Beyond the Surface: A Solution-Aware Retrieval Model for Competition-level Code Generation
Shiwen Zhang | Lingxiang Wang | Hainan Zhang | Ziwei Wang | Sijia Wen | Zhiming Zheng
Findings of the Association for Computational Linguistics: EMNLP 2025
Shiwen Zhang | Lingxiang Wang | Hainan Zhang | Ziwei Wang | Sijia Wen | Zhiming Zheng
Findings of the Association for Computational Linguistics: EMNLP 2025
In competitive programming task, problem statements are often embedded within elaborate narrative backgrounds, requiring deep understanding of the underlying solutions to successfully complete the tasks. Current code generation models primarily focus on token-level semantic modeling, highly susceptible to distractions from irrelevant narrative statements.
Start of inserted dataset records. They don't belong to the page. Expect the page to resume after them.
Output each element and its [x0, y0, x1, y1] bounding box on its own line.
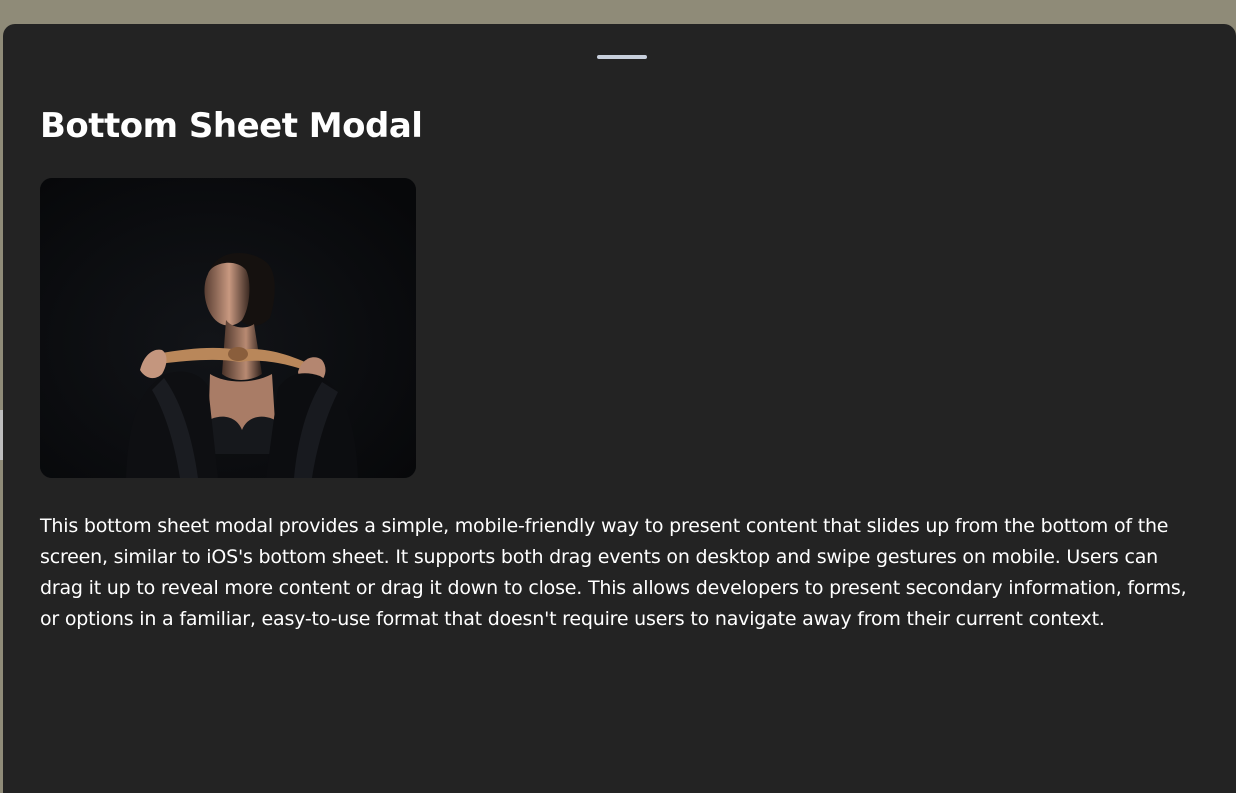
sheet-description: This bottom sheet modal provides a simpl… — [40, 515, 1187, 630]
portrait-illustration — [40, 178, 416, 478]
bottom-sheet[interactable]: Bottom Sheet Modal This bottom sheet mod… — [3, 24, 1236, 793]
drag-handle[interactable] — [597, 55, 647, 59]
sheet-title: Bottom Sheet Modal — [40, 106, 423, 146]
sheet-image — [40, 178, 416, 478]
Inspired by RAG, retrieving reference code with similar solutions may help enhance model performance on difficult problems. However, existing retrieval models also emphasize surface-level semantic similarity, neglecting the deeper solution-level logical similarities that are critical in competitive programming. Therefore, designing ranking models capable of accurately identifying and retrieving problems and corresponding codes remains an urgent research problem in competitive code generation. In this paper, we propose SolveRank, a solution-aware ranking model empowered by synthetic data for competitive programming tasks. Specifically, we leverage the DeepSeek-R1 model to generate logically equivalent but differently phrased new problems, verified by GPT-4o for solution consistency. Then, we train SolveRank with these as positive samples and BM25/random-retrieved problems as negatives. During inference, SolveRank retrieves relevant problems and corresponding code from the corpus to assist a downstream code generator. Experiments on the xCodeEval dataset demonstrate that SolveRank outperforms SOTA ranking methods in precision and recall metrics, and boosts code generation performance for difficult problems.